Nieuws

Publicatie: 8 maart 2021

Door: , en


De innovatieve stedelijke projecten binnen het Urban Innovative Actions (UIA) programma hebben een positieve bijdrage geleverd aan de ontwikkeling van stedelijke gebieden in de Europese Unie. Dat blijkt uit het onlangs gepresenteerde rapport naar de uitkomsten van het UIA. Wel zijn er enkele obstakels geïdentificeerd bij de uitvoering van projecten, waaronder de kans op vertraging en de haalbaarheid van de projecten. De uitkomsten vormen een belangrijke bijdrage aan de ontwikkeling van de opvolger van het UIA, het European Urban initiative.

Urban Innovative Actions

Het Urban Innovative Actions programma is een Europees subsidieprogramma, gefinancierd vanuit het Europees Fonds voor Regionale Ontwikkeling (EFRO). Het UIA biedt Europese steden de ruimte en middelen om nieuwe en onconventionele oplossingen te testen voor vraagstukken rondom duurzame stedelijke ontwikkeling. Thema’s die hierbij aan bod komen zijn onder andere de circulaire economie, huisvesting, integratie van migranten en vluchtelingen en klimaatadaptatie. Elke actie kan tot 5 miljoen euro cofinanciering ontvangen, met een maximale uitvoeringstermijn van 3 jaar.

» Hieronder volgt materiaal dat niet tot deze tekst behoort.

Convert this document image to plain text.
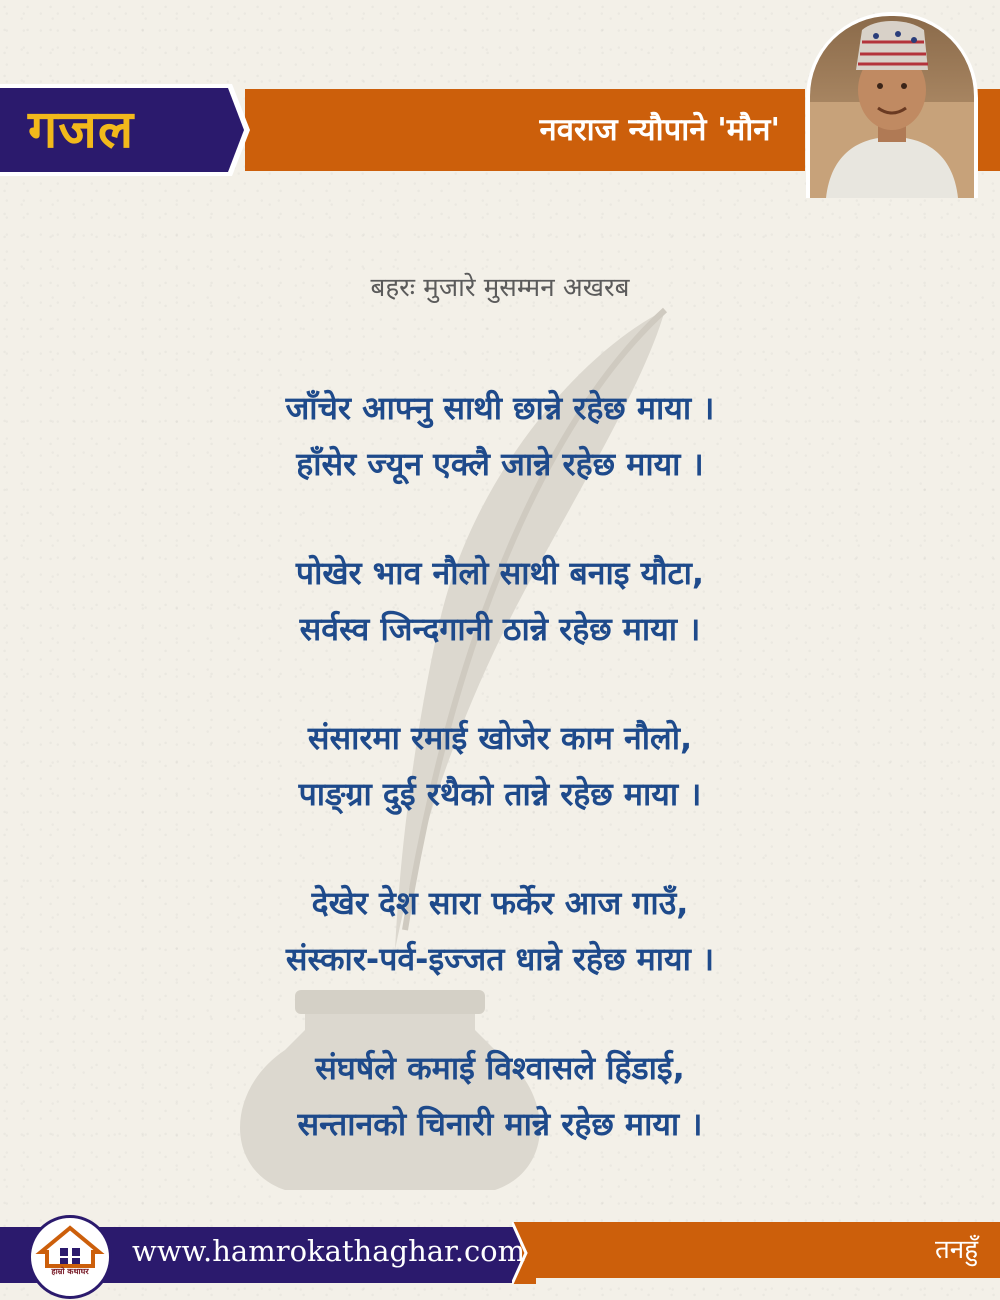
गजल	नवराज न्यौपाने 'मौन'
बहरः मुजारे मुसम्मन अखरब
जाँचेर आफ्नु साथी छान्ने रहेछ माया ।
हाँसेर ज्यून एक्लै जान्ने रहेछ माया ।
पोखेर भाव नौलो साथी बनाइ यौटा,
सर्वस्व जिन्दगानी ठान्ने रहेछ माया ।
संसारमा रमाई खोजेर काम नौलो,
पाङ्ग्रा दुई रथैको तान्ने रहेछ माया ।
देखेर देश सारा फर्केर आज गाउँ,
संस्कार-पर्व-इज्जत धान्ने रहेछ माया ।
संघर्षले कमाई विश्वासले हिंडाई,
सन्तानको चिनारी मान्ने रहेछ माया ।
हाम्रो कथाघर
www.hamrokathaghar.com	तनहुँ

Uitkomsten van de projecten

Het onderzoek naar de resultaten van het UIA programma voorziet de Europese Commissie van informatie over de voortgang van projecten in de periode 2015-2019 en biedt aanknopingspunten voor stedelijke ontwikkeling in de toekomst. Om het succes van de projecten te kunnen evalueren is gekeken naar de onderstaande aspecten:

  • Doeltreffendheid
  • Doelmatigheid
  • Relevantie
  • Coherentie
  • EU-meerwaarde

De UIA-projecten omvatten verschillende innovaties, zoals het ontwikkelen en testen van nieuwe producten en diensten, het testen van nieuwe manieren om burgers te betrekken en het opzetten van nieuwe lokale samenwerkingsverbanden voor een duurzame stedelijke ontwikkeling. In totaal zijn 75 projecten gestart in de periode van 2015-2019, waaronder 7 in Nederland. Voorbeelden van dergelijke projecten zijn de bouw van circulaire woningen in Kerkrade en het bieden van carrièremogelijkheden voor jongeren in de groene en digitale sector in Rotterdam. De resultaten van het rapport laten een overwegend positief beeld zien, alhoewel er ook verbeterpunten bestaan.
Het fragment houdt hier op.